Along the way, they must cope with the menacing soldiers of General Kazim (Lennie James), a despot willing to sacrifice his people for money, as well as rebel troops hiding in mountain villages. That's before Pitt learns that a giant solar-power facility run by wily French businessman Yves Massarde (Lambert Wilson) could contaminate the entire Atlantic Ocean.
The solar-power set provides the least inspired material in the film, but for the most part Sahara moves briskly through a plot that is colorful, exciting and politically aware, if not totally responsible. In his feature debut, Breck Eisner does a creditable job with repartee and an outstanding one with action, particularly during a high-speed boat chase. Eisner also makes very good use of the film's remarkable Moroccan and Spanish locations.
Sahara's accomplished cast provides an ingratiating atmosphere that's often missing from adventure films. As the wisecracking sidekick, Zahn shines in the action sequences, displaying the fear and humor needed to ground the story's comic-book heroics. Cruz embraces her role wholeheartedly, with none of the hesitation one might expect from her art-film background. When she pulls herself up gasping to the top of a freight train, she even seems exhilarated.
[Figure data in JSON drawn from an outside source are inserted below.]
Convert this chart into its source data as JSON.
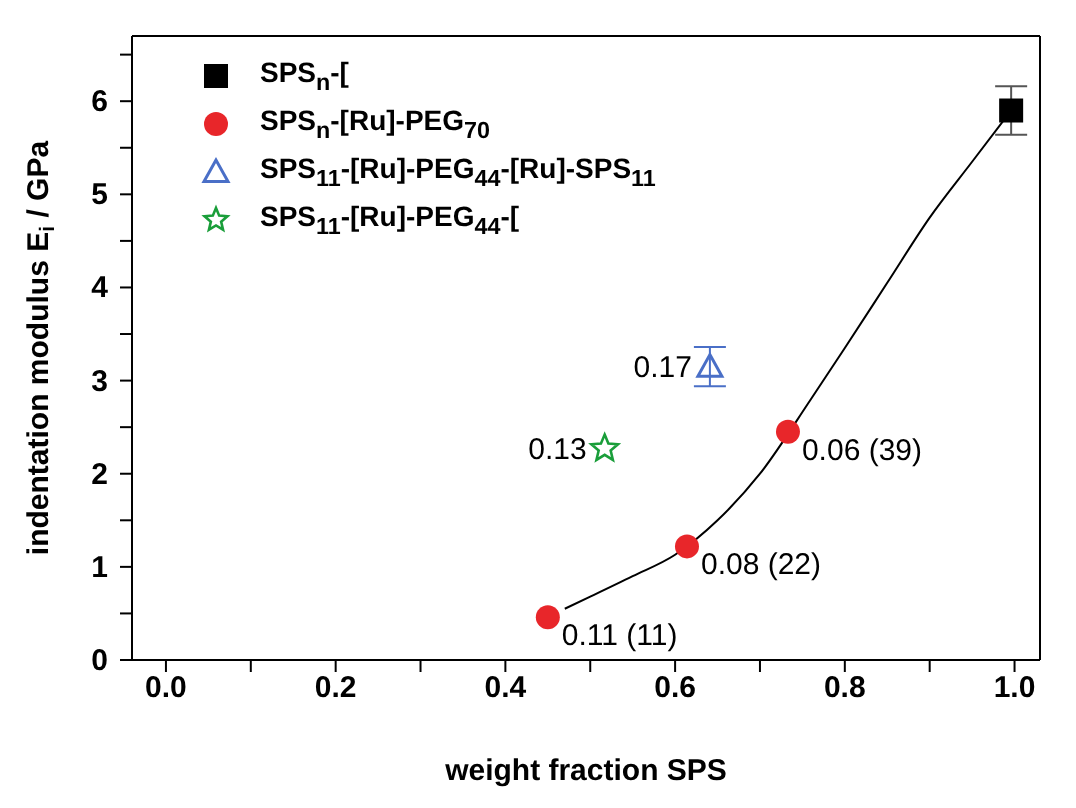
{
  "chart_data": {
    "type": "scatter",
    "xlabel": "weight fraction SPS",
    "ylabel": "indentation modulus E$_{i}$ / GPa",
    "xlim": [
      -0.04,
      1.03
    ],
    "ylim": [
      0,
      6.7
    ],
    "xticks": [
      {
        "value": 0,
        "label": "0.0"
      },
      {
        "value": 0.1,
        "label": null
      },
      {
        "value": 0.2,
        "label": "0.2"
      },
      {
        "value": 0.3,
        "label": null
      },
      {
        "value": 0.4,
        "label": "0.4"
      },
      {
        "value": 0.5,
        "label": null
      },
      {
        "value": 0.6,
        "label": "0.6"
      },
      {
        "value": 0.7,
        "label": null
      },
      {
        "value": 0.8,
        "label": "0.8"
      },
      {
        "value": 0.9,
        "label": null
      },
      {
        "value": 1,
        "label": "1.0"
      }
    ],
    "yticks": [
      0,
      {
        "value": 0.5,
        "label": null
      },
      1,
      {
        "value": 1.5,
        "label": null
      },
      2,
      {
        "value": 2.5,
        "label": null
      },
      3,
      {
        "value": 3.5,
        "label": null
      },
      4,
      {
        "value": 4.5,
        "label": null
      },
      5,
      {
        "value": 5.5,
        "label": null
      },
      6,
      {
        "value": 6.5,
        "label": null
      }
    ],
    "legend": "top left",
    "grid": false,
    "series": [
      {
        "name": "SPS$_{n}$-[",
        "color": "#000000",
        "marker": "square",
        "x": [
          0.996
        ],
        "values": [
          5.9
        ],
        "errors": [
          0.26
        ]
      },
      {
        "name": "SPS$_{n}$-[Ru]-PEG$_{70}$",
        "color": "#e8262a",
        "marker": "circle",
        "x": [
          0.45,
          0.614,
          0.733
        ],
        "values": [
          0.46,
          1.22,
          2.45
        ]
      },
      {
        "name": "SPS$_{11}$-[Ru]-PEG$_{44}$-[Ru]-SPS$_{11}$",
        "color": "#4a6fc7",
        "marker": "triangle",
        "x": [
          0.641
        ],
        "values": [
          3.15
        ],
        "errors": [
          0.21
        ]
      },
      {
        "name": "SPS$_{11}$-[Ru]-PEG$_{44}$-[",
        "color": "#1a9e3a",
        "marker": "star",
        "x": [
          0.517
        ],
        "values": [
          2.27
        ]
      },
      {
        "type": "line",
        "color": "#000000",
        "marker": "none",
        "x": [
          0.47,
          0.5,
          0.55,
          0.6,
          0.65,
          0.7,
          0.76,
          0.8,
          0.85,
          0.9,
          0.95,
          0.996
        ],
        "values": [
          0.55,
          0.68,
          0.9,
          1.13,
          1.5,
          2.0,
          2.8,
          3.35,
          4.05,
          4.75,
          5.35,
          5.9
        ]
      }
    ],
    "annotations": [
      {
        "text": "0.11 (11)",
        "x": 0.45,
        "y": 0.46
      },
      {
        "text": "0.08 (22)",
        "x": 0.614,
        "y": 1.22
      },
      {
        "text": "0.06 (39)",
        "x": 0.733,
        "y": 2.45
      },
      {
        "text": "0.17",
        "x": 0.641,
        "y": 3.15
      },
      {
        "text": "0.13",
        "x": 0.517,
        "y": 2.27
      }
    ]
  }
}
McConaughey finds a nice balance between brawn and parody, and is the beneficiary of astute action choreography that involves him directly in several stunts.
It's easy to pick apart Sahara's flaws-the recycled action clichés, the incongruous rock soundtrack, the often repetitive fights. But those who only ask to be entertained will find the film a fast, funny and occasionally rousing adventure that doesn't condescend to them.